Pakistan president wants election date set amid political crisis
GBNews24 Desk//
Pakistan President Arif Alvi on Wednesday told the election commission to fix a date for a new national ballot, as the supreme court sat to decide the legality of political manoeuvres that led to parliament being dissolved.
The court must rule if the deputy speaker of the national assembly violated the constitution by refusing to allow a no-confidence vote against Prime Minister Imran Khan at the weekend.
Had the vote taken place Khan was certain to have been booted from office, but the move allowed him to get the loyalist president to dissolve parliament and order an election.
The opposition have cried foul and are refusing to cooperate with forming an interim government to oversee any ballot, but on Wednesday Alvi upped the ante, AFP reports.

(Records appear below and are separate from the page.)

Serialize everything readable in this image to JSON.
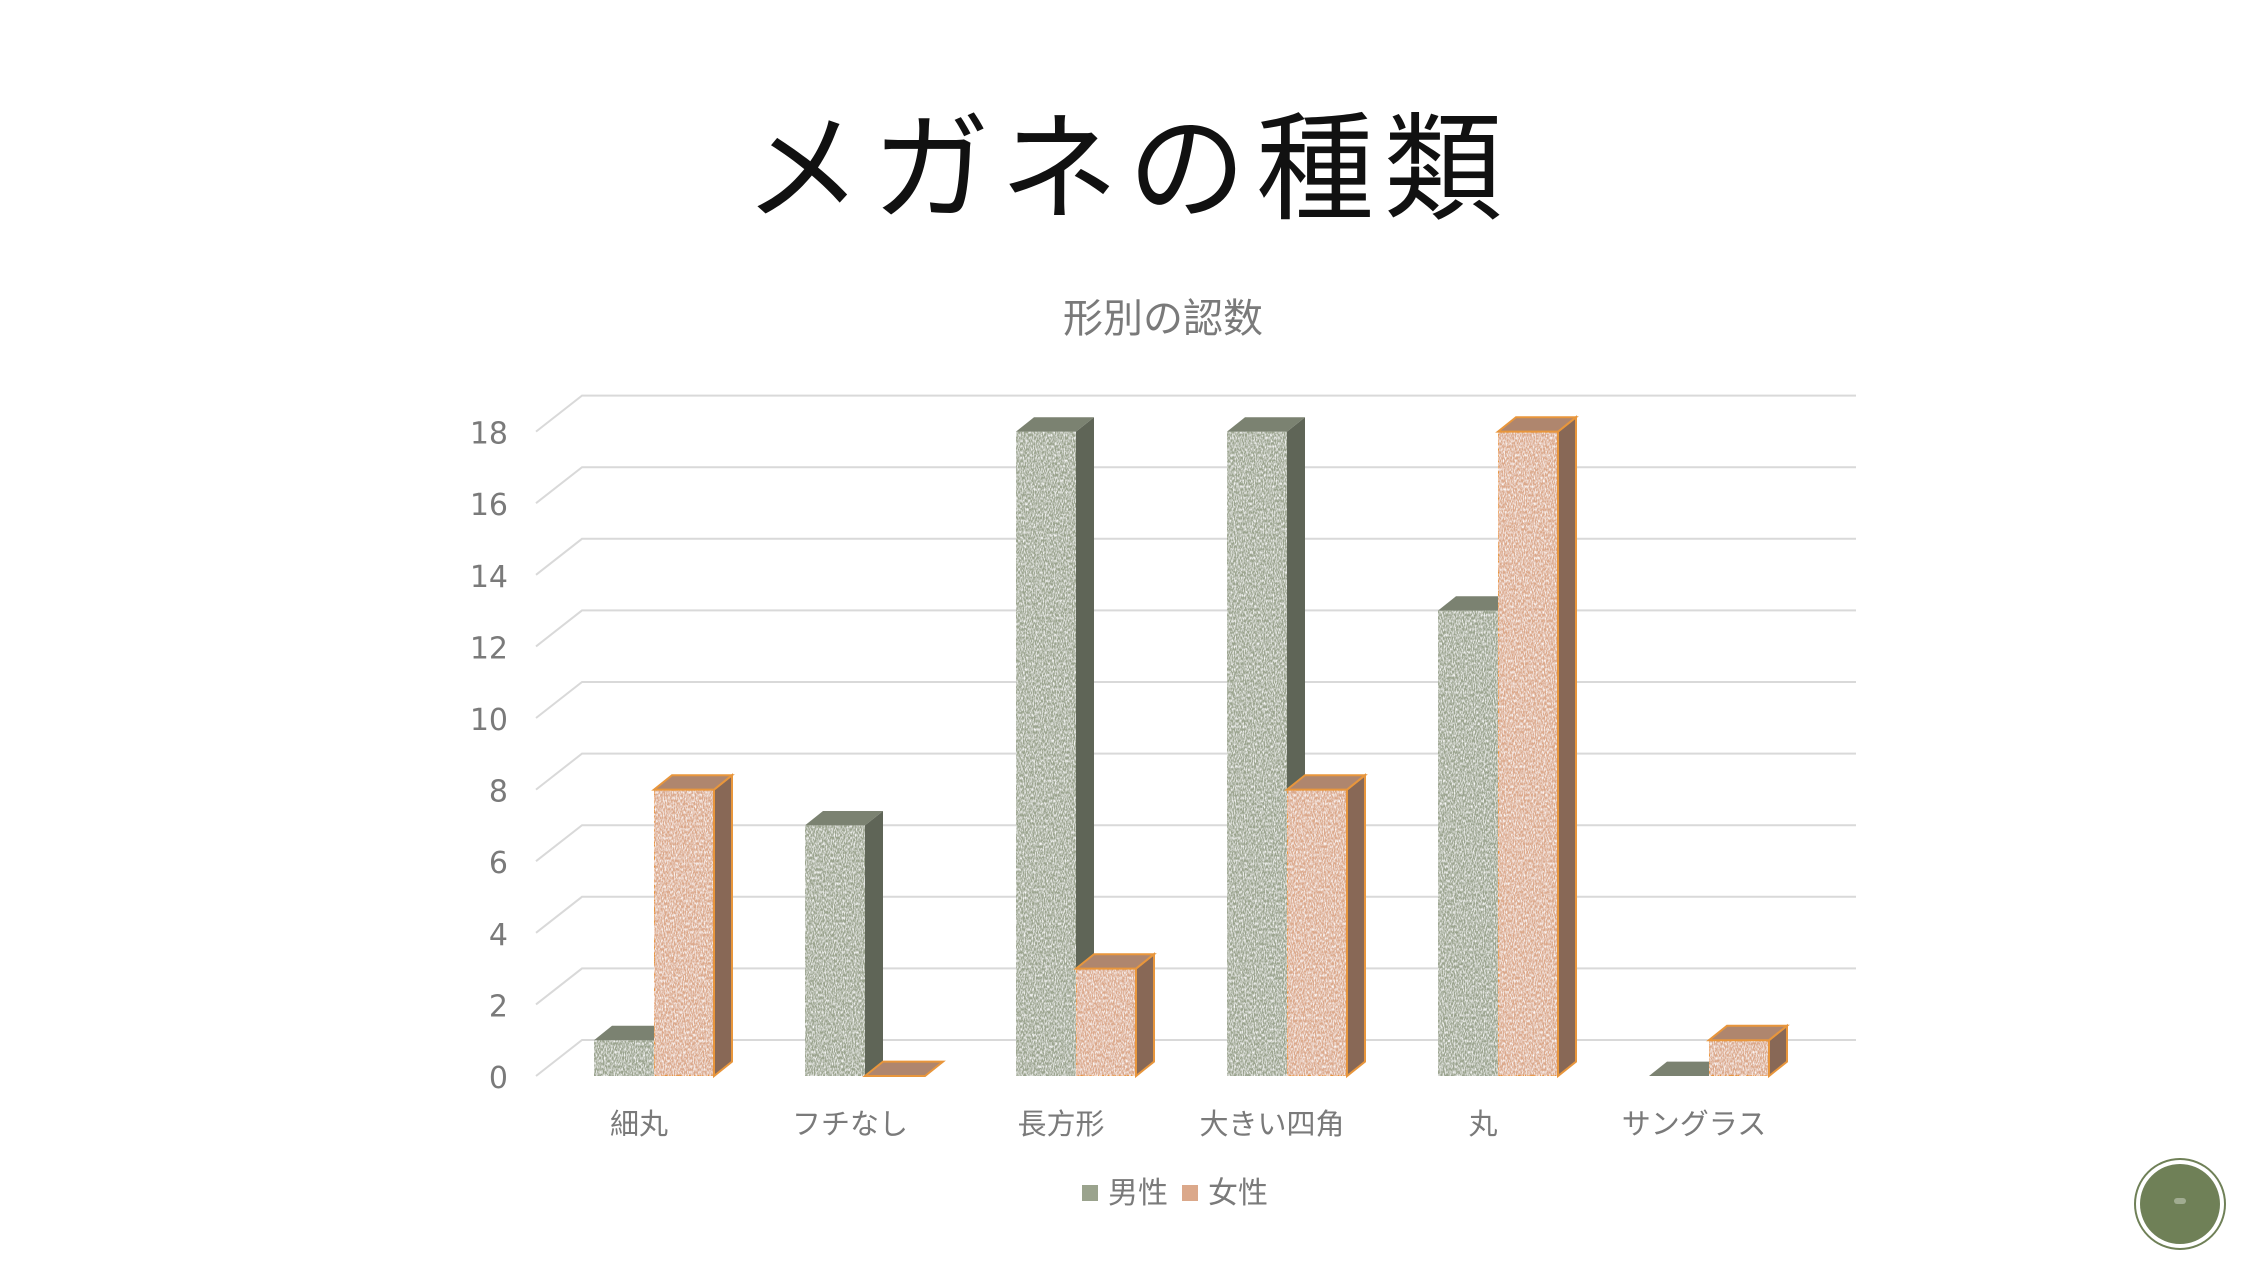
{
  "slide": {
    "title": "メガネの種類"
  },
  "chart_data": {
    "type": "bar",
    "title": "形別の認数",
    "categories": [
      "細丸",
      "フチなし",
      "長方形",
      "大きい四角",
      "丸",
      "サングラス"
    ],
    "series": [
      {
        "name": "男性",
        "values": [
          1,
          7,
          18,
          18,
          13,
          0
        ],
        "color": "#9aa38d"
      },
      {
        "name": "女性",
        "values": [
          8,
          0,
          3,
          8,
          18,
          1
        ],
        "color": "#dba88a"
      }
    ],
    "ylim": [
      0,
      18
    ],
    "yticks": [
      0,
      2,
      4,
      6,
      8,
      10,
      12,
      14,
      16,
      18
    ],
    "grid": true,
    "legend": "bottom",
    "style": "3d-clustered-column"
  }
}
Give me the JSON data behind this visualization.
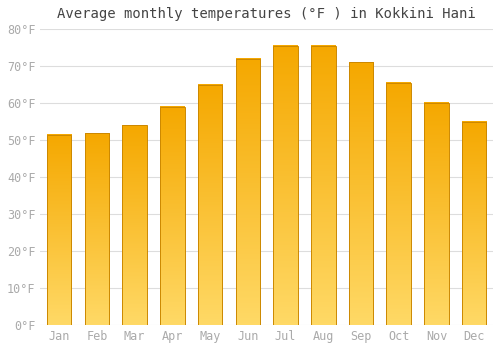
{
  "title": "Average monthly temperatures (°F ) in Kokkini Hani",
  "months": [
    "Jan",
    "Feb",
    "Mar",
    "Apr",
    "May",
    "Jun",
    "Jul",
    "Aug",
    "Sep",
    "Oct",
    "Nov",
    "Dec"
  ],
  "values": [
    51.5,
    51.8,
    54.0,
    59.0,
    65.0,
    72.0,
    75.5,
    75.5,
    71.0,
    65.5,
    60.0,
    55.0
  ],
  "bar_color_top": "#F5A800",
  "bar_color_bottom": "#FFD966",
  "bar_edge_color": "#CC8800",
  "ylim": [
    0,
    80
  ],
  "ytick_step": 10,
  "background_color": "#ffffff",
  "plot_bg_color": "#ffffff",
  "grid_color": "#dddddd",
  "title_fontsize": 10,
  "tick_fontsize": 8.5,
  "tick_color": "#aaaaaa",
  "font_family": "monospace",
  "bar_width": 0.65
}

A statement from his office said the election commission had been told to propose a date “in order to carry out the mandate of the Constitution”.
– On the campaign trail –
While the opposition applies its resources to the court, Khan effectively hit the campaign trail — telling party workers in Lahore late Tuesday that he would be more careful in picking candidates to stand for his Tehreek-e-Insaf (PTI) party.
Khan’s woes started weeks ago when a group of rebel PTI lawmakers threatened to vote against him, but his fragile ruling coalition was beginning to unravel anyway.
There had been high hopes for Khan when he was elected in 2018 on a promise of sweeping away decades of entrenched corruption and cronyism, but he struggled to maintain support with soaring inflation, a feeble rupee and crippling debt.
Nuclear-armed Pakistan has been wracked by political crises for much of its 75-year existence, and no prime minister has ever seen out a full term.